Formerly the city’s director of consumer affairs and later City Council’s director of civic engagement, Haver submitted a list of questions about SEPTA’s finances and the fare hike, which the agency said it would respond to in writing. That led him to complain that SEPTA was not providing him enough time to receive the information and respond with comments that would be considered as part of the hearing.
SEPTA held an additional hearing on the increases Wednesday afternoon. The deadline for the public to submit comments is this Friday, October 18, and SEPTA’s board is expected to approve the changes November 21.

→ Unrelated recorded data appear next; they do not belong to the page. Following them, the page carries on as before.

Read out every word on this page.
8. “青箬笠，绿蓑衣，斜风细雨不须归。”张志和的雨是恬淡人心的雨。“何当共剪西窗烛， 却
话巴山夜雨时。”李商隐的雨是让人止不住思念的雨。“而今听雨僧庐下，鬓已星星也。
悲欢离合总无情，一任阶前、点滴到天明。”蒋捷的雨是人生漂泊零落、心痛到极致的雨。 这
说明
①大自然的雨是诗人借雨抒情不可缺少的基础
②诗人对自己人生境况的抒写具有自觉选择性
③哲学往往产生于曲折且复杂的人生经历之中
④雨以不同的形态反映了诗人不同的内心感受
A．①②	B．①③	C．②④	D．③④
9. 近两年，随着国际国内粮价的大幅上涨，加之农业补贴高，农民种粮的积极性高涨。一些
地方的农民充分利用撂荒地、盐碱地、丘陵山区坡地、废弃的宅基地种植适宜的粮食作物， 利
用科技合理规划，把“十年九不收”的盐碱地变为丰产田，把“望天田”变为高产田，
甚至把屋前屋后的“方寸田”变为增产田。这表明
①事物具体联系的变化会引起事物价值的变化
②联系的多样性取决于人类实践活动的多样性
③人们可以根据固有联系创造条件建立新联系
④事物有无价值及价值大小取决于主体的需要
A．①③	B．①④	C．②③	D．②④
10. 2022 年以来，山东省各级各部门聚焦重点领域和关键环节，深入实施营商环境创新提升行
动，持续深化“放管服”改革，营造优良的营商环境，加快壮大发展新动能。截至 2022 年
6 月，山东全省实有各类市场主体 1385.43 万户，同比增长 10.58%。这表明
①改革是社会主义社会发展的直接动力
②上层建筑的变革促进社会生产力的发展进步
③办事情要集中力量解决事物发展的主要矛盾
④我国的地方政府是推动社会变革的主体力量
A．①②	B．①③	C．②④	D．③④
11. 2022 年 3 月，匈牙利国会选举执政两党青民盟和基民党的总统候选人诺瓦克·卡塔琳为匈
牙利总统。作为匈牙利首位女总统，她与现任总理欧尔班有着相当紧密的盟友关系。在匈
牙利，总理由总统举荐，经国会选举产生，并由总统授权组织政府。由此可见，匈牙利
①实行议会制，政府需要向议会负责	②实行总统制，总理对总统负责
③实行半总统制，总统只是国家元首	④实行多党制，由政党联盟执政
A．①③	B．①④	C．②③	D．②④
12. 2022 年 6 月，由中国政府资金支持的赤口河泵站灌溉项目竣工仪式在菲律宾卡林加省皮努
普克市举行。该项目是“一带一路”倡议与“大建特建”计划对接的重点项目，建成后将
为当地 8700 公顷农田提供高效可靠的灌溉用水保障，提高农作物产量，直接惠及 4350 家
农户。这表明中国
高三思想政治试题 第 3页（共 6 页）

In response to a question from Haver, SEPTA CFO Nikolaus Grieshaber said SEPTA’s Service Stabilization Fund had $565 million as of June.
“SEPTA is attempting to raise fares to generate $14.4 million,” Haver said. “The question is, do they need that, or is there enough money in the fare stabilization fund to eliminate the need for a 25% fare increase?”
The stabilization fund is a reserve account that PennDOT wants SEPTA to maintain at 25% of its operating budget, according to SEPTA’s 2024 budget proposal. As of June, the fund was apparently closer to one-third of the agency’s $1.7 billion budget. The budget proposal document says the fund “will be insufficient to balance the magnitude of recurring structural deficits” that the agency expects over the next five years.
Haver also argued SEPTA could avoid the fare hike by cutting an equivalent amount of spending on outside legal counsel.